Permíteme, señor, ser el cuervo

que atraviesa el corazón del ruiseñor

con insolencia y belleza en el vuelo.

La rapaz que pone a los pies

del pájaro cantor sus alas golpeadas

por la fría luz de la luna,

el carozo de la noche.

La avecilla que despierta oscura,

de súbito y doliente

apurada por el látigo de sol

para echarle ganas, otro poema

hacia todas las estrellas.



Adiós Calíope, soy un asteroide

deshaciéndose en llamas antes de llegar a tierra.

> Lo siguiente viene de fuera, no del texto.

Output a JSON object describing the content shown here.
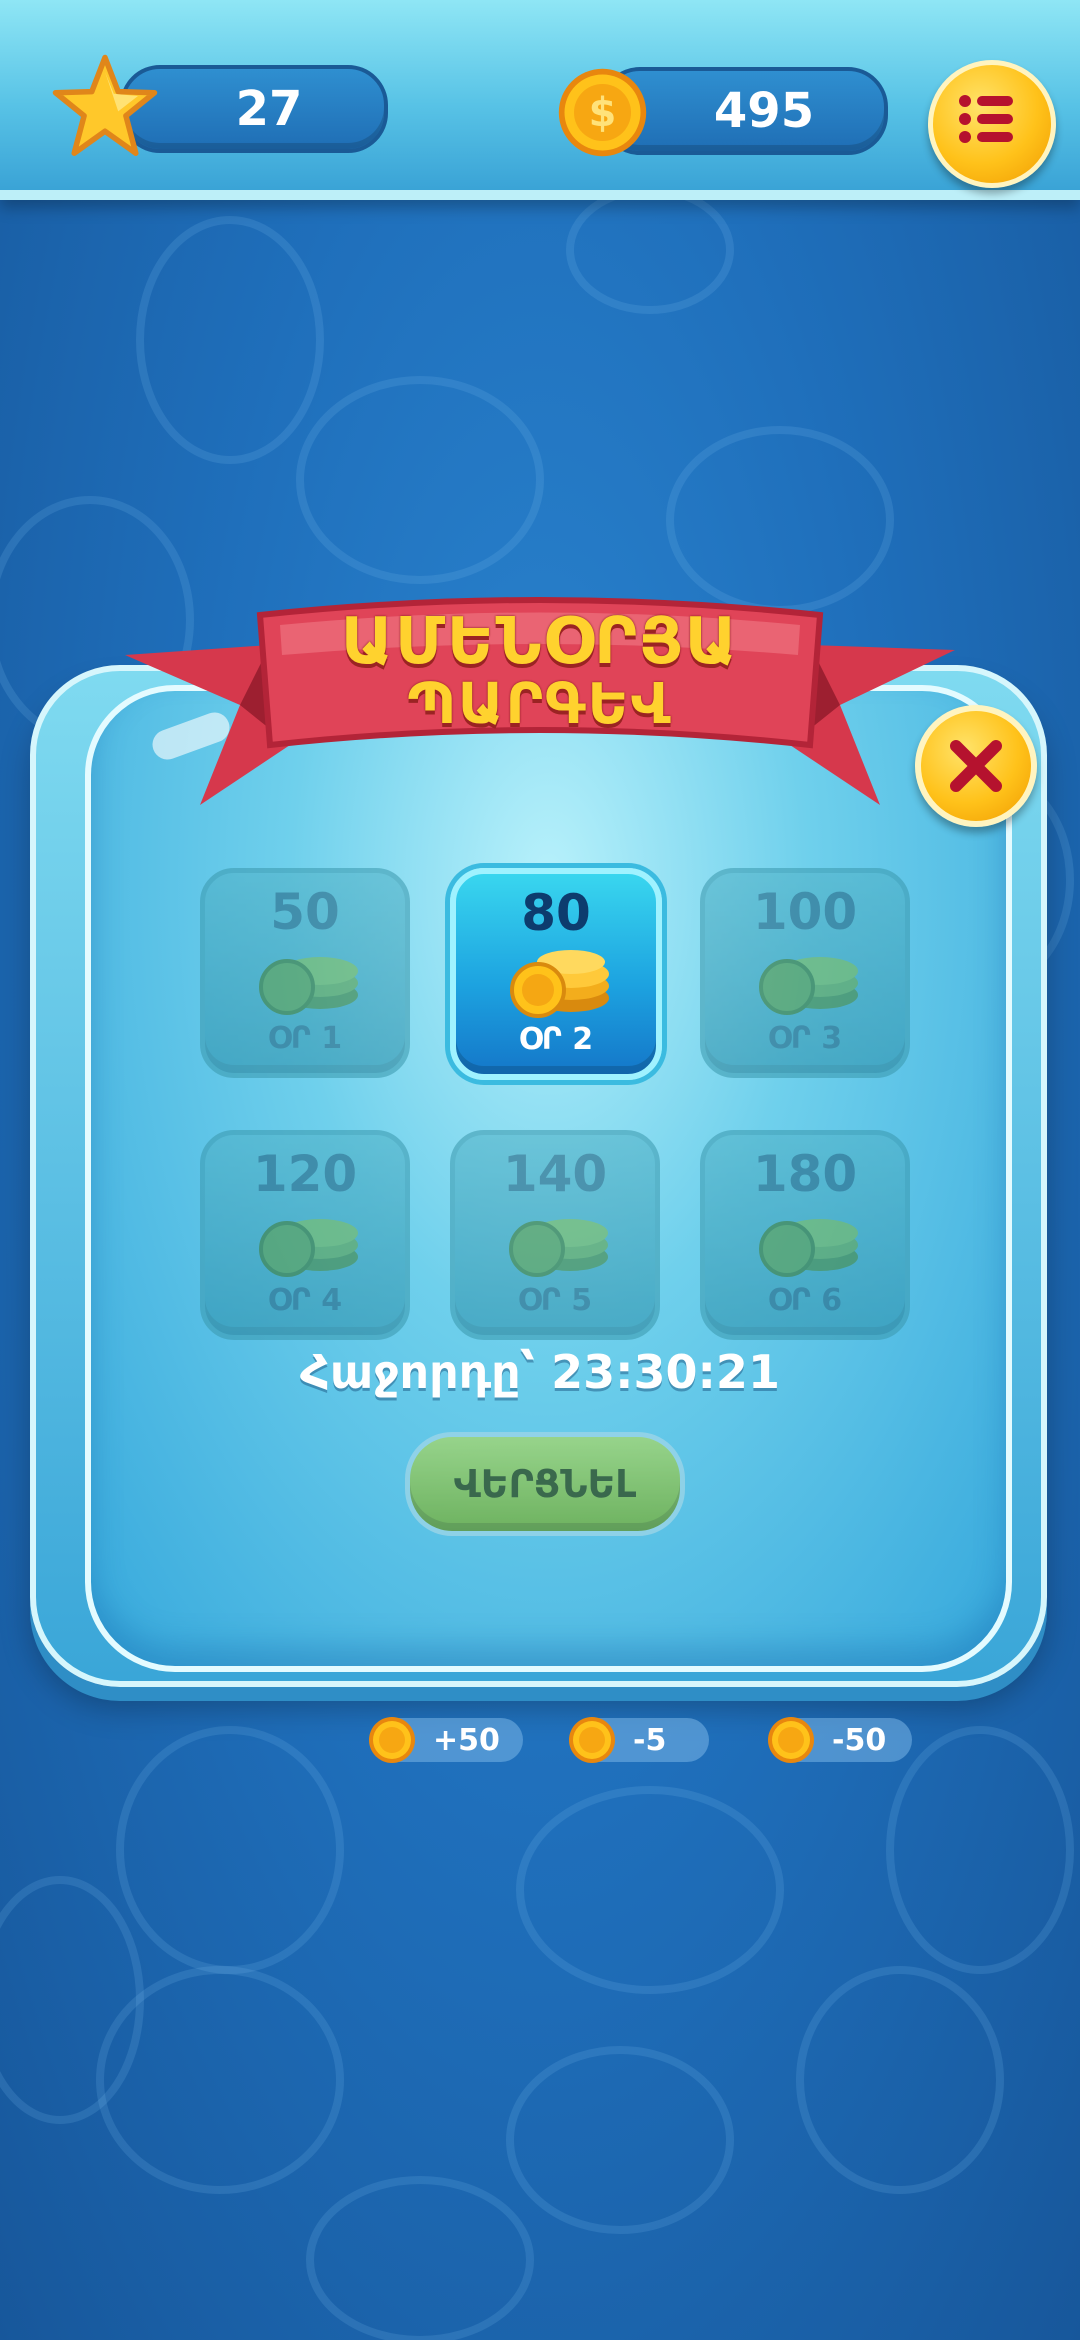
{
  "header": {
    "stars": "27",
    "coins": "495"
  },
  "dialog": {
    "title_line1": "ԱՄԵՆՕՐՅԱ",
    "title_line2": "ՊԱՐԳԵՎ",
    "days": [
      {
        "amount": "50",
        "label": "ՕՐ 1",
        "state": "locked"
      },
      {
        "amount": "80",
        "label": "ՕՐ 2",
        "state": "current"
      },
      {
        "amount": "100",
        "label": "ՕՐ 3",
        "state": "locked"
      },
      {
        "amount": "120",
        "label": "ՕՐ 4",
        "state": "locked"
      },
      {
        "amount": "140",
        "label": "ՕՐ 5",
        "state": "locked"
      },
      {
        "amount": "180",
        "label": "ՕՐ 6",
        "state": "locked"
      }
    ],
    "timer": "Հաջորդը՝ 23:30:21",
    "claim_label": "ՎԵՐՑՆԵԼ"
  },
  "coin_pills": [
    "+50",
    "-5",
    "-50"
  ],
  "colors": {
    "background": "#1f6fbb",
    "coin_gold": "#ffc21a",
    "ribbon_red": "#d9364a",
    "title_yellow": "#ffd22e"
  },
  "icons": [
    "star-icon",
    "coin-icon",
    "menu-icon",
    "close-icon",
    "coin-stack-icon"
  ]
}
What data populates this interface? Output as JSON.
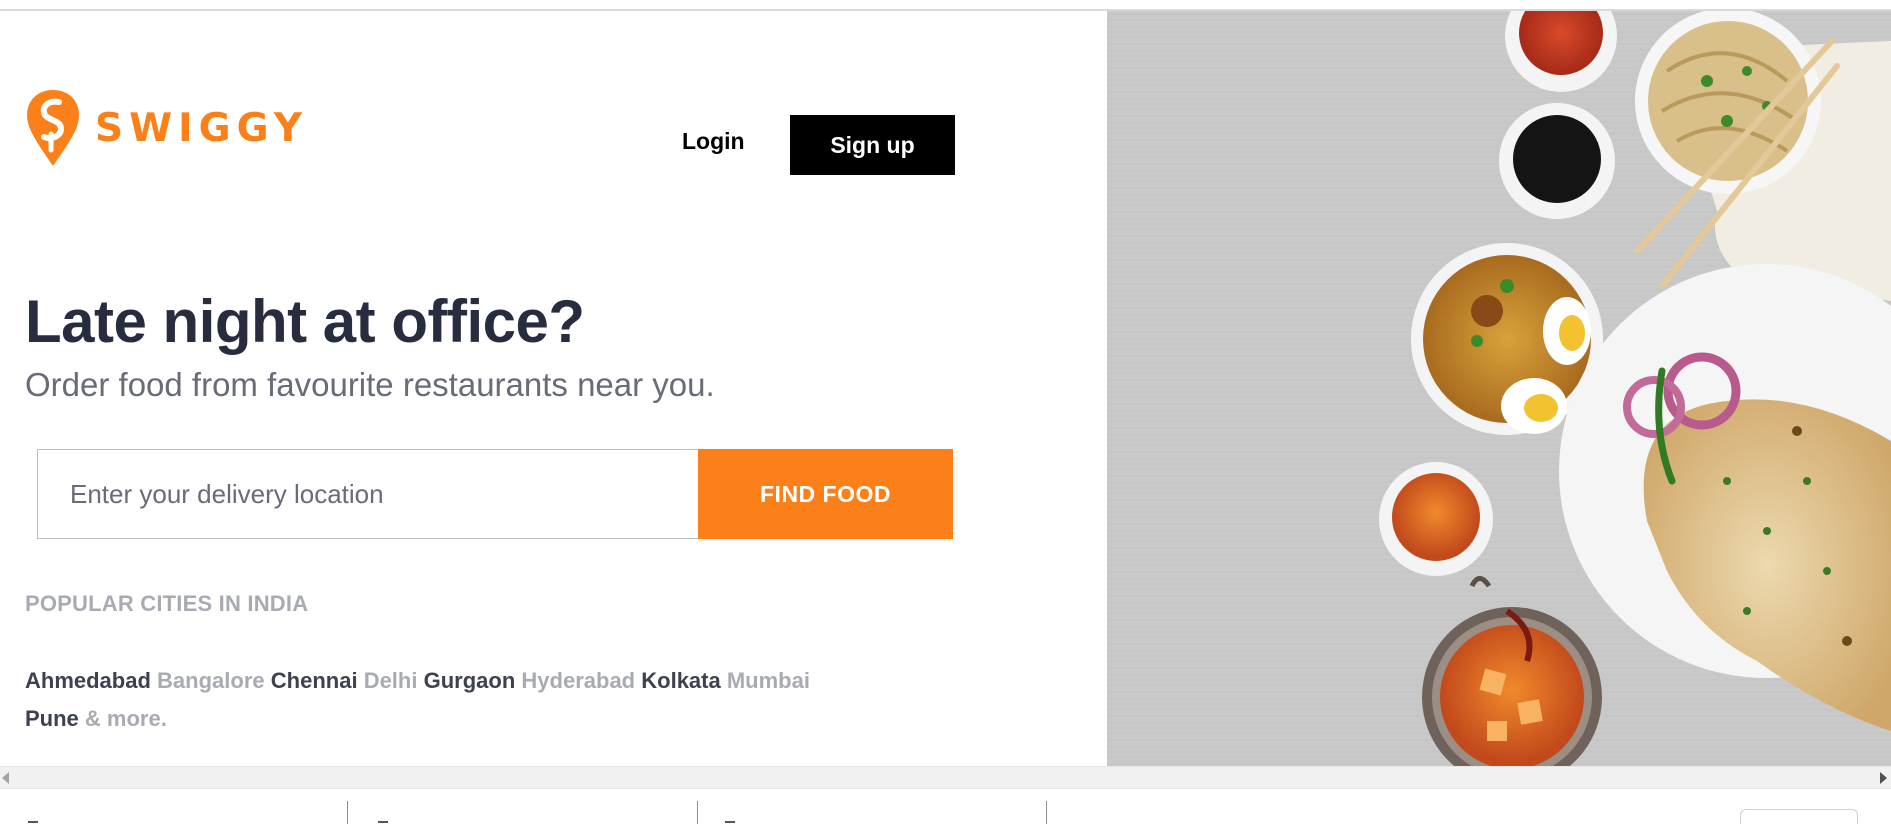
{
  "brand": {
    "name": "SWIGGY",
    "accent_color": "#fc8019"
  },
  "header": {
    "login_label": "Login",
    "signup_label": "Sign up"
  },
  "hero": {
    "headline": "Late night at office?",
    "subheadline": "Order food from favourite restaurants near you."
  },
  "search": {
    "placeholder": "Enter your delivery location",
    "value": "",
    "button_label": "FIND FOOD"
  },
  "cities": {
    "heading": "POPULAR CITIES IN INDIA",
    "items": [
      {
        "name": "Ahmedabad",
        "tone": "dark"
      },
      {
        "name": "Bangalore",
        "tone": "light"
      },
      {
        "name": "Chennai",
        "tone": "dark"
      },
      {
        "name": "Delhi",
        "tone": "light"
      },
      {
        "name": "Gurgaon",
        "tone": "dark"
      },
      {
        "name": "Hyderabad",
        "tone": "light"
      },
      {
        "name": "Kolkata",
        "tone": "dark"
      },
      {
        "name": "Mumbai",
        "tone": "light"
      },
      {
        "name": "Pune",
        "tone": "dark"
      }
    ],
    "more_label": "& more."
  },
  "hero_image": {
    "icon": "food-platter-image"
  }
}
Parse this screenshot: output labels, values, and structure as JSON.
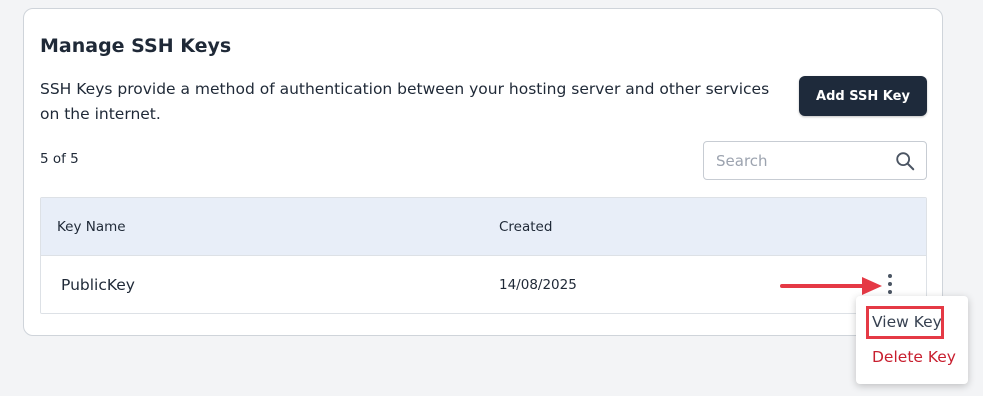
{
  "panel": {
    "title": "Manage SSH Keys",
    "description": "SSH Keys provide a method of authentication between your hosting server and other services on the internet.",
    "add_button_label": "Add SSH Key",
    "count_text": "5 of 5"
  },
  "search": {
    "placeholder": "Search",
    "value": "",
    "icon": "search-icon"
  },
  "table": {
    "columns": [
      "Key Name",
      "Created"
    ],
    "rows": [
      {
        "name": "PublicKey",
        "created": "14/08/2025"
      }
    ]
  },
  "row_actions_menu": {
    "icon": "kebab-vertical-icon",
    "items": [
      {
        "label": "View Key",
        "color": "#374151",
        "highlighted": true
      },
      {
        "label": "Delete Key",
        "color": "#c81e2e"
      }
    ]
  },
  "annotation": {
    "arrow_color": "#e53945",
    "highlight_color": "#e53945"
  },
  "colors": {
    "primary_button": "#1e2a3b",
    "table_header_bg": "#e8eef8",
    "danger": "#c81e2e"
  }
}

Una piedra que arde desde los ventanales

de un tren de juguete que atraviesa valles invernales,

picos nevados, estaciones vacías.

Una locomotora quebrando una y otra vez

la barra de detención

bajada por el guardavía de la literatura,

que sueña hace días

con una luciérnaga llamando a las demás

con su última luz, el último destello.



Me acerco a la muerte,

como si caminara por la luna,

sin gravedad.

Y fuera poco a poco dejando atrás

cada pieza del traje espacial

partiendo por el parche de la bandera,

el logo de la empresa.

Donde todo lo que tenía que decir

se pierde por una falla de comunicación

mientras desde la base espacial

a través de las cámaras

solo ven un astronauta volviéndose loco,

desnudándose, reflejando

su planeta tierra en el casco

antes de tirarlo

y fundirse con el universo.



Seguimos aquí –Anna Ajmátova–,

ebrios y perdidos

sobrevolando sillas, mesas,

la tarima del “Perro vagabundo”.

Moviéndonos como estrellas fugaces

que nadie alcanza a detener

en el cielo de su lengua.

Es difícil hacerse oír

donde todos esperan señales

y no palabras.

Por supuesto, muchos nos odian

sin razón alguna.

Quisimos tanto a estos parroquianos.

Seguro más de lo que ellos nos quisieron a nosotros

y vomitamos.


 

Ernesto González Barnert (Temuco, 978). Poeta, cineasta y gestor cultural. Su obra poética ha sido reconocida con el Premio de Poesía Infantil de las Bibliotecas de Providencia [2023], Premio Pablo Neruda de Poesía Joven [2018], Premio Nacional de Poesía Mejor Obra Inédita [2014], Premio Nacional Eduardo Anguita [2009], Mención Honorífica del Concurso Internacional de Poesía Nueva York Poetry Press [2020] entre otros premios, becas y concursos de índole poético. Licenciado en Cine Documental de la Universidad Academia Humanismo Cristiano y Diplomado en Estética del Cine de la Escuela de Cine de Chile.

Productor Cultural de la Fundación Pablo Neruda. Reside en Santiago de Chile.